Since the 2nd company is its own company and not an extension of the existing, we shouldn’t need the multi-site module.
Epicor actually makes this fairly easy, don’t they?

@jhecker Epicor does make this part of the whole process pretty easy to understand.

One question to settle this - does that new ‘company’ have it’s own Tax ID/FEIN #? If so, then it’s a legit separate company.

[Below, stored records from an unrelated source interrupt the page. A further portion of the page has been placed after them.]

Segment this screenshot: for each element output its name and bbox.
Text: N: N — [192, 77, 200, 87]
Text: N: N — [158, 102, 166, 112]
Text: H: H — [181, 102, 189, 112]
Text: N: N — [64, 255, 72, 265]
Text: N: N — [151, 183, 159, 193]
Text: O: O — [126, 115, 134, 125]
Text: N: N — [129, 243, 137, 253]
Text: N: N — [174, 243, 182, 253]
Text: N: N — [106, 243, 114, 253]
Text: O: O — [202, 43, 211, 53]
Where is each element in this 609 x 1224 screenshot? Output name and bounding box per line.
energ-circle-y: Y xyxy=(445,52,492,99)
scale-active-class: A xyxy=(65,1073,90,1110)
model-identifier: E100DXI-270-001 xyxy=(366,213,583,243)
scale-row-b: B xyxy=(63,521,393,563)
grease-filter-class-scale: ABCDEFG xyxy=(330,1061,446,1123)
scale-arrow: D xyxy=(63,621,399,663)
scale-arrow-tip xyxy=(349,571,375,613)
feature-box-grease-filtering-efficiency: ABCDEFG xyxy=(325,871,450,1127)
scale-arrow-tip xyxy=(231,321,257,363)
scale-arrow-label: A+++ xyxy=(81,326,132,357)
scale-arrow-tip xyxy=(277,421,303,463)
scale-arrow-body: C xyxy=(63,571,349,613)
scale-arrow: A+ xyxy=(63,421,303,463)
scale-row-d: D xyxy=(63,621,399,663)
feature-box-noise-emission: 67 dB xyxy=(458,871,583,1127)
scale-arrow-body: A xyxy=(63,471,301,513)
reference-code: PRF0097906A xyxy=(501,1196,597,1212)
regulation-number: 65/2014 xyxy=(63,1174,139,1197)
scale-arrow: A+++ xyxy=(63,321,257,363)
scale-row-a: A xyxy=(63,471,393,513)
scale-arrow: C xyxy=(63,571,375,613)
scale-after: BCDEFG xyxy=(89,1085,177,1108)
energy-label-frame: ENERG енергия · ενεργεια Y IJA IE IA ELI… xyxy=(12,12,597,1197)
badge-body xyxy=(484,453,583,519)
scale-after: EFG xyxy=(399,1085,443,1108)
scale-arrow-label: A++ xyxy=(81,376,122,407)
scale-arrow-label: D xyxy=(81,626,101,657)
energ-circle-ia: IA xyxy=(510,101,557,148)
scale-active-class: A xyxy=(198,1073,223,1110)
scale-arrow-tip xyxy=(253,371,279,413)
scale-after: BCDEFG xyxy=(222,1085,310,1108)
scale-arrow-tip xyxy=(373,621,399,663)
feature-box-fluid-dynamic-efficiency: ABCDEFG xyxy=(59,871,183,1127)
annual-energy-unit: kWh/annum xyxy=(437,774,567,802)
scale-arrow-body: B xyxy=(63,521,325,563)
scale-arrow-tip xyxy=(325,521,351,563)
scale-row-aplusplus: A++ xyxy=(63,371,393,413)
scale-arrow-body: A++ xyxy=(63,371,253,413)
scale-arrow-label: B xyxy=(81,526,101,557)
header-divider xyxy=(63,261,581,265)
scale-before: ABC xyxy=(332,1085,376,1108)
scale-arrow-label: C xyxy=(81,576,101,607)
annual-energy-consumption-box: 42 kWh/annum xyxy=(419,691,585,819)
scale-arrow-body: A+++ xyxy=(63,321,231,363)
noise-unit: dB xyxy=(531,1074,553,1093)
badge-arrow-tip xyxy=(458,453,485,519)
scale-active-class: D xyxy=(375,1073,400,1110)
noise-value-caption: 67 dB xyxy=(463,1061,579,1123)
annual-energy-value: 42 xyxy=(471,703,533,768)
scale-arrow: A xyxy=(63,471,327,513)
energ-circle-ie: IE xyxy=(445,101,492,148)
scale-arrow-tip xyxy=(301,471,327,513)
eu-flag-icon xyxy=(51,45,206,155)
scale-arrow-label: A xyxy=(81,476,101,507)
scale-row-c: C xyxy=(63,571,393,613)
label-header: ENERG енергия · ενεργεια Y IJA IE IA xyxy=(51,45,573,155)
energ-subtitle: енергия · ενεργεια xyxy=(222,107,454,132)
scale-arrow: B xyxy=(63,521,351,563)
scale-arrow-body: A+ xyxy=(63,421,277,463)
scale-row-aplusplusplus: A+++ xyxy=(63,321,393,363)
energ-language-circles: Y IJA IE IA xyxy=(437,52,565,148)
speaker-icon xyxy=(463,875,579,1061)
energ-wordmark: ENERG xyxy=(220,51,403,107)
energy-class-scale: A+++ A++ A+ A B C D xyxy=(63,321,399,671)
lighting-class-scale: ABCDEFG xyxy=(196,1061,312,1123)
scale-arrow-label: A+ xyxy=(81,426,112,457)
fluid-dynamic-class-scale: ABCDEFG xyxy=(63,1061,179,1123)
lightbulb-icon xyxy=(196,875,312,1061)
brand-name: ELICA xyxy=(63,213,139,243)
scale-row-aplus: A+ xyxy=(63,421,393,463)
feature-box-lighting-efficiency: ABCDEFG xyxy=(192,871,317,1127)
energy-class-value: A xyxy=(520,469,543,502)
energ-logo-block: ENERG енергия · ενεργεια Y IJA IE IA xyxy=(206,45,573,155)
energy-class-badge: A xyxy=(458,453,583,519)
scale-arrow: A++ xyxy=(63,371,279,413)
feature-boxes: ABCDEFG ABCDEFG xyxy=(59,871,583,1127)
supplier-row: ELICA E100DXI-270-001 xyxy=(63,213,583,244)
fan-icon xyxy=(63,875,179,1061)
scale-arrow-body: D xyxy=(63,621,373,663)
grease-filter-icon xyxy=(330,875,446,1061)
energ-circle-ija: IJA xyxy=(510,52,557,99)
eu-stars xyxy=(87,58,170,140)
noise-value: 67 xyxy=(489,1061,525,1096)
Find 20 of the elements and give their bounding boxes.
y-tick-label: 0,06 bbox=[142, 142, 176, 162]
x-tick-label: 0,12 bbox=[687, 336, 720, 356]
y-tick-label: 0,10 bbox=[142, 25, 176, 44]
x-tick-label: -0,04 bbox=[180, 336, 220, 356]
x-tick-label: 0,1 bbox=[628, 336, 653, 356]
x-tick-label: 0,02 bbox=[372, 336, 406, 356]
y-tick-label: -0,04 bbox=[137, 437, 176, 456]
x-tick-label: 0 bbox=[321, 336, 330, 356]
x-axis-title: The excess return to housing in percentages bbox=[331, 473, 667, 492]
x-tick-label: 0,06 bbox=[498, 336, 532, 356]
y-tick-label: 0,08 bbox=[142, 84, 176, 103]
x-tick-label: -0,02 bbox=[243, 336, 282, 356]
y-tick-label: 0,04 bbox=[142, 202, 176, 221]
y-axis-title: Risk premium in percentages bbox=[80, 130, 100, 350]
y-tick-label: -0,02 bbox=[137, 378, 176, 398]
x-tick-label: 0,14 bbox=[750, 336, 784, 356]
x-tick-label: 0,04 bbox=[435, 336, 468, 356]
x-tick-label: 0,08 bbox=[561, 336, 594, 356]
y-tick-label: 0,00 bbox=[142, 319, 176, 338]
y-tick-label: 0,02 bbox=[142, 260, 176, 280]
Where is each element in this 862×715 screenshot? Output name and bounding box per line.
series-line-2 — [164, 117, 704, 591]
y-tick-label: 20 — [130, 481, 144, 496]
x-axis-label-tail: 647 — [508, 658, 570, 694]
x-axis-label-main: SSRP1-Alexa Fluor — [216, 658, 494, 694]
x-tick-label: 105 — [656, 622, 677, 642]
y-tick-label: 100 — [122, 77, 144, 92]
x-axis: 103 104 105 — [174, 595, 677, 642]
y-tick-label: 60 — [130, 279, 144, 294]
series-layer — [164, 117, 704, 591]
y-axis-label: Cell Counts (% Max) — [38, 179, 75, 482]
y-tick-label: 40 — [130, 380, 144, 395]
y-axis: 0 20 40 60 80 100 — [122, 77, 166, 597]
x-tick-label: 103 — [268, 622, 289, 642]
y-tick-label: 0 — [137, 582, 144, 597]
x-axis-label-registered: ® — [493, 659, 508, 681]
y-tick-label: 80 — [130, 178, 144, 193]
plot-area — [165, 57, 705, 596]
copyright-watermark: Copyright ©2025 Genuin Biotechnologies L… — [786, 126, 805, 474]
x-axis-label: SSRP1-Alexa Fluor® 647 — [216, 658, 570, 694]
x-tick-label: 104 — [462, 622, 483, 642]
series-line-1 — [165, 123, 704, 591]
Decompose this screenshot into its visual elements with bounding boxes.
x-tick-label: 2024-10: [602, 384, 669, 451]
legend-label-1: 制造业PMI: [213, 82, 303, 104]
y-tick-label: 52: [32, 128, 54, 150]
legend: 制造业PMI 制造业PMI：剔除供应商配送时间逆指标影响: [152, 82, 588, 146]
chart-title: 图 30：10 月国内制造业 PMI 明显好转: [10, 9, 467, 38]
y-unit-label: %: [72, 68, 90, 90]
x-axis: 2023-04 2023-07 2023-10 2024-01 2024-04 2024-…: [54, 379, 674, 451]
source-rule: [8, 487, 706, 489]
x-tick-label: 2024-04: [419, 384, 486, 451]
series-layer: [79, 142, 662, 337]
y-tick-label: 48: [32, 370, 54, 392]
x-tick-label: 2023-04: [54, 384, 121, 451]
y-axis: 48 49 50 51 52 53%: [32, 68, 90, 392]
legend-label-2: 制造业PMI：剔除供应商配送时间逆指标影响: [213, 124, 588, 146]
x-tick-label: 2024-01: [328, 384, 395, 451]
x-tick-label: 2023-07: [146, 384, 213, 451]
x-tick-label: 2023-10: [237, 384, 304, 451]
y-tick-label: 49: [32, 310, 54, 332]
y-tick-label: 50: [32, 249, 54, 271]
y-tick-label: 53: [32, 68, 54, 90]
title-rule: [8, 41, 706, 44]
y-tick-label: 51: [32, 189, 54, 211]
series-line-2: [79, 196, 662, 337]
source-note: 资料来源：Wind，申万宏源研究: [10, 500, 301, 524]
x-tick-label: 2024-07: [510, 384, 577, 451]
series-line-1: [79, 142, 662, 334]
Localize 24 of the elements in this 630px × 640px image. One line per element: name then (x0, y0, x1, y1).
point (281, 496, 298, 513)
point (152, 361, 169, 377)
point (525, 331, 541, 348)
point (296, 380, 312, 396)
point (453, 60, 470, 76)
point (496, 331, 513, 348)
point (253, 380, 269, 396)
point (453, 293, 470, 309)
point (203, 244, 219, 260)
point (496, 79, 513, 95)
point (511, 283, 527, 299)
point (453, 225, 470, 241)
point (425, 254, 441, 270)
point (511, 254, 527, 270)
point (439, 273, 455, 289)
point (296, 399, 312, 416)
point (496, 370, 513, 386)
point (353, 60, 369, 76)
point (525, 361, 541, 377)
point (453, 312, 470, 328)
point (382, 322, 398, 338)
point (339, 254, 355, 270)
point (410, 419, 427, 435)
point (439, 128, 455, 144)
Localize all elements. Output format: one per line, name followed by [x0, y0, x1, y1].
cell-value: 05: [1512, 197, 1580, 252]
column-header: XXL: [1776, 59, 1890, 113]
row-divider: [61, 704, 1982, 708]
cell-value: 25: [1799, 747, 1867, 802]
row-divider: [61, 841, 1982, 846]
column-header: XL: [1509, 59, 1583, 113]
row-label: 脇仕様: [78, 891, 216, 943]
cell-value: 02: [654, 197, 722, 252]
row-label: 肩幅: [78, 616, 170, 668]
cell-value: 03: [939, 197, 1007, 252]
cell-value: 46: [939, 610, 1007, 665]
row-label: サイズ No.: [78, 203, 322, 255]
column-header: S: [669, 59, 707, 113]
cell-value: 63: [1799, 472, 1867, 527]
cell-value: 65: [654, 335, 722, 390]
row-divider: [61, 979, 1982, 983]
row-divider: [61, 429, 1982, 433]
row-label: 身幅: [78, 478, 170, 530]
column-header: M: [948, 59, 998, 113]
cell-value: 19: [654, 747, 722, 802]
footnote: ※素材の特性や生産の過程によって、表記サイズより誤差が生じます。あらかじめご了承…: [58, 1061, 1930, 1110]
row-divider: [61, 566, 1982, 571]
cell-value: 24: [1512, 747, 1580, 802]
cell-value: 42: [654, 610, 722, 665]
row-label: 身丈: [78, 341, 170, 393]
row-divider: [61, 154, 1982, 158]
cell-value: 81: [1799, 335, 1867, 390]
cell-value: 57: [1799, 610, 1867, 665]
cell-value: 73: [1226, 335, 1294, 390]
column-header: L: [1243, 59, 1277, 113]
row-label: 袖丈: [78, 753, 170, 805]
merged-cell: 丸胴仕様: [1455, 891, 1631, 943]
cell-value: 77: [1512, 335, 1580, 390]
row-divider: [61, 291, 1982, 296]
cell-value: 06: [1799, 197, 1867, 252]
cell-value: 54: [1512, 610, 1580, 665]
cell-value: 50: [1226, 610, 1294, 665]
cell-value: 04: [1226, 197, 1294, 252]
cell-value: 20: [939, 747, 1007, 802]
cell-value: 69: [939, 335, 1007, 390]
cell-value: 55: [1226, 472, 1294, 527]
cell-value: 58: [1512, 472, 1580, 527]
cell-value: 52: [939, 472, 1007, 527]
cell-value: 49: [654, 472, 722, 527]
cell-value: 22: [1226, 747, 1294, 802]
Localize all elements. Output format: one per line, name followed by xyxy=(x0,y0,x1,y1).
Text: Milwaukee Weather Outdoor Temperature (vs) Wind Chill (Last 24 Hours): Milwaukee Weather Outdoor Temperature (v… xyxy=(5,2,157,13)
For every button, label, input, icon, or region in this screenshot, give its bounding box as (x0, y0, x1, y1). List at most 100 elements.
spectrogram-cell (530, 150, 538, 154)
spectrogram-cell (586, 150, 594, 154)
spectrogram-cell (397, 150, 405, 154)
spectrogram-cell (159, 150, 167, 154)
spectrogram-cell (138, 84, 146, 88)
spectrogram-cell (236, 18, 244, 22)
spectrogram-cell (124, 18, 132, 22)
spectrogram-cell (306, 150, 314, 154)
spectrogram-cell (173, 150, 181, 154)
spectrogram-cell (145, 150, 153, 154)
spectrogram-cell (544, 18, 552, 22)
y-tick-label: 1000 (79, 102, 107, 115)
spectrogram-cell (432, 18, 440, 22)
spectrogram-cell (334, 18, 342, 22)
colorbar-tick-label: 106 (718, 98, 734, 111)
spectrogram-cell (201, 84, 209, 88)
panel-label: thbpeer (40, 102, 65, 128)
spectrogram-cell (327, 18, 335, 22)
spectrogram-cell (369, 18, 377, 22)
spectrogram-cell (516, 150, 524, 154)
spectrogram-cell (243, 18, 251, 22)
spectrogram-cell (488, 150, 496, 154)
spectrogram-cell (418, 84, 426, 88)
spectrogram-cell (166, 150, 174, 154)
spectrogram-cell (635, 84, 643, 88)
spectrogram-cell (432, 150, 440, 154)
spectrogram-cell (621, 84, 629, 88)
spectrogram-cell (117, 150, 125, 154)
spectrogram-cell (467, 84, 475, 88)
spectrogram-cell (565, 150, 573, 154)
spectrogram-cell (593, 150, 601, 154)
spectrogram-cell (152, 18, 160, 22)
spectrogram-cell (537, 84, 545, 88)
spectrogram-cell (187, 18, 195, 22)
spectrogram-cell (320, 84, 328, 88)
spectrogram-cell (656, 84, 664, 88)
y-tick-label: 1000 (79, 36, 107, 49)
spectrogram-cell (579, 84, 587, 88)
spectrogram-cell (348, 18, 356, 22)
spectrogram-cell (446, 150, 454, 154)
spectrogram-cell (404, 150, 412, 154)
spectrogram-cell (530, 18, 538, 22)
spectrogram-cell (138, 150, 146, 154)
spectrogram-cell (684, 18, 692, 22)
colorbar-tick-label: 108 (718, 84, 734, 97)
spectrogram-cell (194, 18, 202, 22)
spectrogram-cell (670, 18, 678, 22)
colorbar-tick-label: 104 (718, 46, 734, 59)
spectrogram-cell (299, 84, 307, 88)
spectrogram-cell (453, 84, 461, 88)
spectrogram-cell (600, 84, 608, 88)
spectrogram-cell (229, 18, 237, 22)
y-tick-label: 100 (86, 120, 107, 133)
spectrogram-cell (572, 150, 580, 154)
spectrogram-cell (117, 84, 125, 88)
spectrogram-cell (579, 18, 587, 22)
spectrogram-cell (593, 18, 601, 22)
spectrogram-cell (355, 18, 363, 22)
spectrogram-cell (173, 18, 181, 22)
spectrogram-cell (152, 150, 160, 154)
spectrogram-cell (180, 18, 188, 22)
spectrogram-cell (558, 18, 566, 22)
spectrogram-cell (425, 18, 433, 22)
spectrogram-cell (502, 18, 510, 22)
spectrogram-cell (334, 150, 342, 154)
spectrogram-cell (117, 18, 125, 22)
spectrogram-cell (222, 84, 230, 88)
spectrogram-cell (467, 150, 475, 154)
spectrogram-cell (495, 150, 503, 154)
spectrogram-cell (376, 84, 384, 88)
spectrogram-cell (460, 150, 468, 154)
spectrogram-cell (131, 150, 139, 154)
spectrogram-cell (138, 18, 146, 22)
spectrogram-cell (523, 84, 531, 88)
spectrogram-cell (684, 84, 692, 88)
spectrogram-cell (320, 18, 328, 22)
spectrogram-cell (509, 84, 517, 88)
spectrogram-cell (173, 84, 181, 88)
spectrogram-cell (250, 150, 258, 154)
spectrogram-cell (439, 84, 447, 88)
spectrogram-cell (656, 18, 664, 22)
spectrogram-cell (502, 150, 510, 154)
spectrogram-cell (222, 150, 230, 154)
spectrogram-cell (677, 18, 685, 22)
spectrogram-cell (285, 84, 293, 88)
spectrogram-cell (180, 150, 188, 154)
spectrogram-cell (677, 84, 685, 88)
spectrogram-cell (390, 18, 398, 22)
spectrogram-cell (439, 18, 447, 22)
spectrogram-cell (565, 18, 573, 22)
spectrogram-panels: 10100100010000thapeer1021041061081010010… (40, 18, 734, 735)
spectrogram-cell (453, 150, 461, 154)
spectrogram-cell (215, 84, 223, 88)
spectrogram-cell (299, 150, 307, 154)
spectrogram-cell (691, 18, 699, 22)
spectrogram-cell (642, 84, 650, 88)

If it doesn’t, then it could be a site, or still set up as another company for keeping things separate for any number of reasons your accounting team may have. There are also ‘virtual’ companies (my word, as it’s still a ‘company’ inside Epicor) that you could set up - possibly for financial consolidations where you need to do your elimination entries…

@MikeGross - Yes, it has its own Tax ID. It is 100% its own entity. That is actually what made me concerned…for most software a separate company requires a whole new license agreement…that made me cautious when I was researching this new company and adding it to Epicor.